Als Li-Jin und sein Sohn unter dem Bogen des Eingangs durchgehen, ganz nervös vor Vorfreude, wissen sie nicht, dass sie gleich an der letzten Episode einer sehr langen Totenwache teilnehmen werden. Aber aufgeweckt, wie sie beide sind, entgeht ihnen nicht der Widerspruch zwischen diesen wuchtigen gemeißelten Worten – KÜNSTE UND WISSENSCHAFTEN – und dem, was sie sich ansehen wollen. Als Antwort auf die Frage seines Sohnes: Tja, Alex … ich denke schon, dass es eine Kunst ist. Schöne Bewegungen. Anmutige Gewalt, so was in der Art.
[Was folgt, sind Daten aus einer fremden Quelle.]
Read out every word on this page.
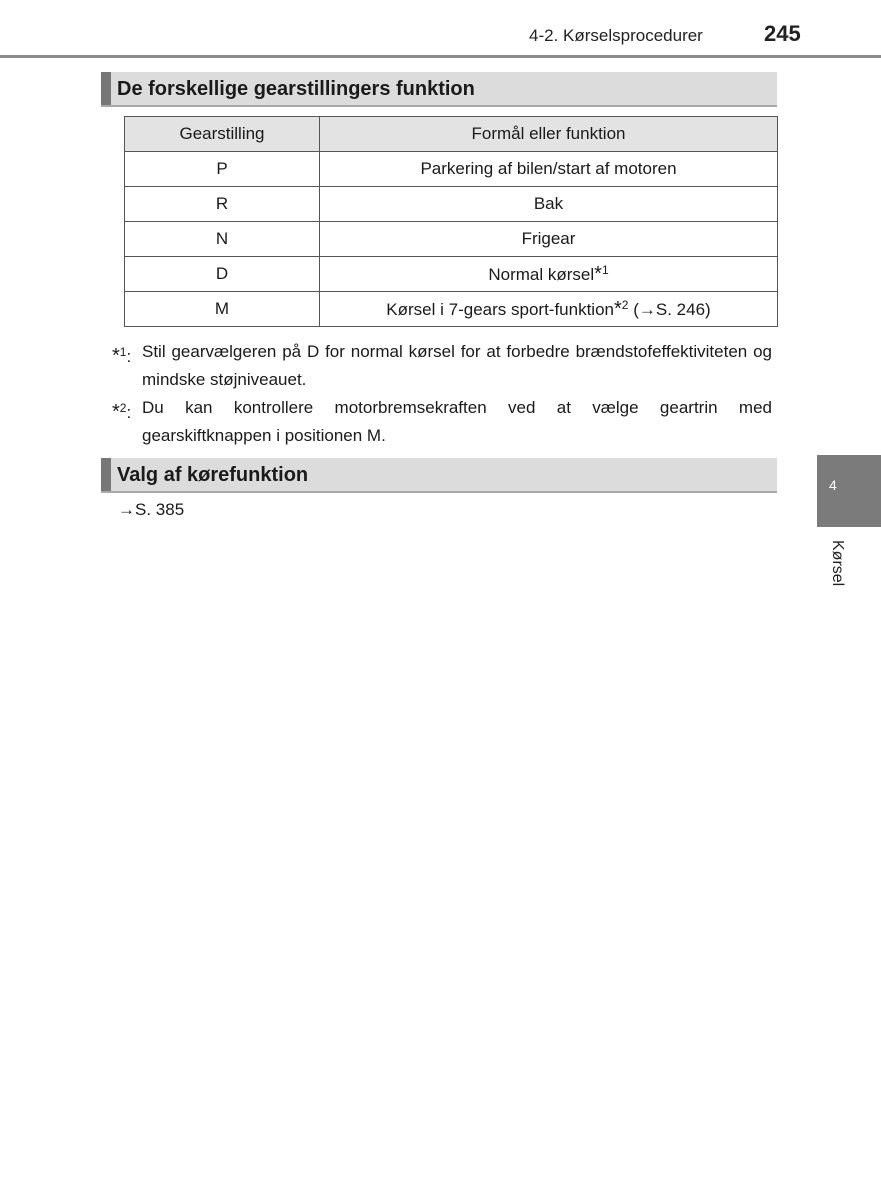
4-2. Kørselsprocedurer	245
De forskellige gearstillingers funktion
Gearstilling	Formål eller funktion
P	Parkering af bilen/start af motoren
R	Bak
N	Frigear
D	Normal kørsel*$^1$
M	Kørsel i 7-gears sport-funktion*$^2$ (→S. 246)
*$^1$: Stil gearvælgeren på D for normal kørsel for at forbedre brændstofeffektiviteten og mindske støjniveauet.
*$^2$: Du kan kontrollere motorbremsekraften ved at vælge geartrin med gearskiftknappen i positionen M.
Valg af kørefunktion
→S. 385
4
Kørsel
Aber auch ziemlich wissenschaftlich – Nackengriffe, Beinstellen. Solche Sachen müssen ganz exakt getimt werden, und das ist doch wohl eine Art Wissenschaft, oder?
Blödsinnige Antwort. Alex-Li rümpft die Nase, unbefriedigt. Na? Was ist es denn dann, du kleiner Klugscheißer?
Li-Jin bleibt kurz im Eingang stehen und wartet auf eine bessere Antwort.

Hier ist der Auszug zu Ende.